D1. DFS Checker (Easy Version)
time limit per test
2 seconds
memory limit per test
512 megabytes
input
standard input
output
standard output

This is the easy version of the problem. In this version, the given tree is a perfect binary tree and the constraints on $$$n$$$ and $$$q$$$ are lower. You can make hacks only if both versions of the problem are solved.

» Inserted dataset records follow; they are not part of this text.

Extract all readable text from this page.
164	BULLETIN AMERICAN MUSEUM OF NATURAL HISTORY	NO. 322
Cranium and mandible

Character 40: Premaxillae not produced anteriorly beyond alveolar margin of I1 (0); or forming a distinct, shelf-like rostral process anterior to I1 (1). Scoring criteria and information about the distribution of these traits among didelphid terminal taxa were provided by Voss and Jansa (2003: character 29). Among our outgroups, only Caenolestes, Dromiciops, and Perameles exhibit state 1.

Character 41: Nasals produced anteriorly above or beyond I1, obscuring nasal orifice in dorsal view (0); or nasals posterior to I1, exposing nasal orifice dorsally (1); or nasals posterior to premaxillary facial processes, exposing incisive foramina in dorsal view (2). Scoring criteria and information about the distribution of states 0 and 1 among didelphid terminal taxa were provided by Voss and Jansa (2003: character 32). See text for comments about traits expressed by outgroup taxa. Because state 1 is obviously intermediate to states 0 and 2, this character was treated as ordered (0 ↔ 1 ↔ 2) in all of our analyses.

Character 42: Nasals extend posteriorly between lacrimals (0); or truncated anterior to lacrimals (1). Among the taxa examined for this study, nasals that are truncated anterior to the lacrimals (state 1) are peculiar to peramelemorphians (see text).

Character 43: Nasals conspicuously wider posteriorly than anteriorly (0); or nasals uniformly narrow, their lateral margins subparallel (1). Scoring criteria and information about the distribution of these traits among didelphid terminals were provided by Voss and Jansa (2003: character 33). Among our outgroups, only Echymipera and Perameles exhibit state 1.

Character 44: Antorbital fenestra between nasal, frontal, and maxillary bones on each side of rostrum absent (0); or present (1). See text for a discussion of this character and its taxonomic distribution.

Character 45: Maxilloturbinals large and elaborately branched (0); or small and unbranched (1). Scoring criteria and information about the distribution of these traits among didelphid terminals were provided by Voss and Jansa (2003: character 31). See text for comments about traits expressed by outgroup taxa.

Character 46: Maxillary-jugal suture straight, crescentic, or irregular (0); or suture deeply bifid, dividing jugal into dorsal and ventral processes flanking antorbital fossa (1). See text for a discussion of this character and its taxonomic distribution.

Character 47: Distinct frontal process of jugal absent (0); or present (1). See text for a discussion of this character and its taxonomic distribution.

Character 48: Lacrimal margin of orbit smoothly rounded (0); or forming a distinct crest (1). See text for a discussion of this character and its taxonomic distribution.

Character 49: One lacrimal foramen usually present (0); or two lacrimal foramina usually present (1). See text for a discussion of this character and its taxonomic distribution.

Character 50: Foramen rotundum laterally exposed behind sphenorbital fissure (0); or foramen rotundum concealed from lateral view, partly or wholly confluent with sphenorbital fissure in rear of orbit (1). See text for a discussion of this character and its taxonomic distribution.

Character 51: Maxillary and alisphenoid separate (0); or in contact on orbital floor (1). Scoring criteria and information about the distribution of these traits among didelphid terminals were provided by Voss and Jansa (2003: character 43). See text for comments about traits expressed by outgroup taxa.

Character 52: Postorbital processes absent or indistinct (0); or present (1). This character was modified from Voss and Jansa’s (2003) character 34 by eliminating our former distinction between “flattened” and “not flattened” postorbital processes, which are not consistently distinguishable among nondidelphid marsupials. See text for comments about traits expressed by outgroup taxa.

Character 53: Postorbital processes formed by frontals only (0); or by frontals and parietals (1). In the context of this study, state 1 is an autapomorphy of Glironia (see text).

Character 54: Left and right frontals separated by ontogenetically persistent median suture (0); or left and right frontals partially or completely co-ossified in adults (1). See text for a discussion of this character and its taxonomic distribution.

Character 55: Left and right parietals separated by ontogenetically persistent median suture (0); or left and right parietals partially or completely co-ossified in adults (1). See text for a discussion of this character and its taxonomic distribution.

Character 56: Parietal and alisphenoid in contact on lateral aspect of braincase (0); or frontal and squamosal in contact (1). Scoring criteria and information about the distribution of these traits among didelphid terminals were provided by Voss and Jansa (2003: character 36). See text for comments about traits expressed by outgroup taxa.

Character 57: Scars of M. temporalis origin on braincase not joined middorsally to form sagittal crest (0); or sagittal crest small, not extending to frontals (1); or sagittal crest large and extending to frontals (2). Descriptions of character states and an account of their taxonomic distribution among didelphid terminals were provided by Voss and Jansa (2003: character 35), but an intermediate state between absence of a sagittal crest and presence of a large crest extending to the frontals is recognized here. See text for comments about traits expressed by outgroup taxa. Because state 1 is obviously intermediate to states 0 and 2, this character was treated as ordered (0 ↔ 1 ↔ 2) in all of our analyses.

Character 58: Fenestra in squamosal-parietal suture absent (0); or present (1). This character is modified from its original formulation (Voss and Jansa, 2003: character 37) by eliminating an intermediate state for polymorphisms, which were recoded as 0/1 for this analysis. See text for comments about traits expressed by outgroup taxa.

You are given a perfect binary tree$$$^\dagger$$$ consisting of $$$n$$$ vertices. The vertices are numbered from $$$1$$$ to $$$n$$$, and the root is the vertex $$$1$$$. You are also given a permutation $$$p_1, p_2, \ldots, p_n$$$ of $$$[1,2,\ldots,n]$$$.

You need to answer $$$q$$$ queries. For each query, you are given two integers $$$x$$$, $$$y$$$; you need to swap $$$p_x$$$ and $$$p_y$$$ and determine if $$$p_1, p_2, \ldots, p_n$$$ is a valid DFS order$$$^\ddagger$$$ of the given tree.

Please note that the swaps are persistent through queries.

$$$^\dagger$$$ A perfect binary tree is a tree with vertex $$$1$$$ as its root, with size $$$n=2^k-1$$$ for a positive integer $$$k$$$, and where the parent of each vertex $$$i$$$ ($$$1<i\le n$$$) is $$$\left\lfloor\frac{i}{2}\right\rfloor$$$. Thus, all leaves of this tree are at a distance $$$k - 1$$$ from the root.

$$$^\ddagger$$$ A DFS order is found by calling the following $$$\texttt{dfs}$$$ function on the given tree.

dfs_order = []

function dfs(v):
append v to the back of dfs_order
pick an arbitrary permutation s of children of v
for child in s:
dfs(child)
dfs(1)

Note that the DFS order is not unique.

Input

Each test contains multiple test cases. The first line contains the number of test cases $$$t$$$ ($$$1\le t\le10^4$$$). The description of the test cases follows.

The first line of each test case contains two integers $$$n$$$, $$$q$$$ ($$$3\le n\le 65\,535$$$, $$$2\le q\le 5 \cdot 10^4$$$) — the number of vertices in the tree and the number of queries. It is guaranteed that $$$n=2^k-1$$$ for a positive integer $$$k$$$.

The next line contains $$$n-1$$$ integers $$$a_2,a_3,\ldots,a_n$$$ ($$$1\le a_i<i$$$) — the parent of each vertex in the given tree. It is guaranteed that $$$a_i=\left\lfloor\frac{i}{2}\right\rfloor$$$.

The next line contains $$$n$$$ integers $$$p_1,p_2,\ldots,p_n$$$ ($$$1\le p_i\le n$$$, all $$$p_i$$$ are distinct) — the initial permutation $$$p$$$.

The next $$$q$$$ lines each contain two integers $$$x$$$, $$$y$$$ ($$$1\le x,y\le n,x\neq y$$$) — the positions of the elements to swap in the permutation.

It is guaranteed that the sum of all $$$n$$$ does not exceed $$$65\,535$$$, and the sum of all $$$q$$$ does not exceed $$$5 \cdot 10^4$$$.

Output

For each test case, print $$$q$$$ lines corresponding to the $$$q$$$ queries. For each query, output $$$\texttt{YES}$$$ if there is a DFS order that exactly equals the current permutation, and output $$$\texttt{NO}$$$ otherwise.

You can output $$$\texttt{Yes}$$$ and $$$\texttt{No}$$$ in any case (for example, strings $$$\texttt{yEs}$$$, $$$\texttt{yes}$$$, $$$\texttt{Yes}$$$ and $$$\texttt{YES}$$$ will be recognized as a positive response).

Example
Input
2
3 3
1 1
1 2 3
2 3
3 2
1 3
7 4
1 1 2 2 3 3
1 2 3 4 5 6 7
3 5
2 5
3 7
4 6
Output
YES
YES
NO
YES
NO
NO
YES
Note

In the first test case, the permutation $$$p_1, p_2, \ldots, p_n$$$ after each modification is $$$[1,3,2],[1,2,3],[3,2,1]$$$, respectively. The first two permutations are valid DFS orders; the third is not a DFS order.

In the second test case, the permutation $$$p_1, p_2, \ldots, p_n$$$ after each modification is $$$[1,2,5,4,3,6,7],[1,3,5,4,2,6,7],[1,3,7,4,2,6,5],[1,3,7,6,2,4,5]$$$, respectively.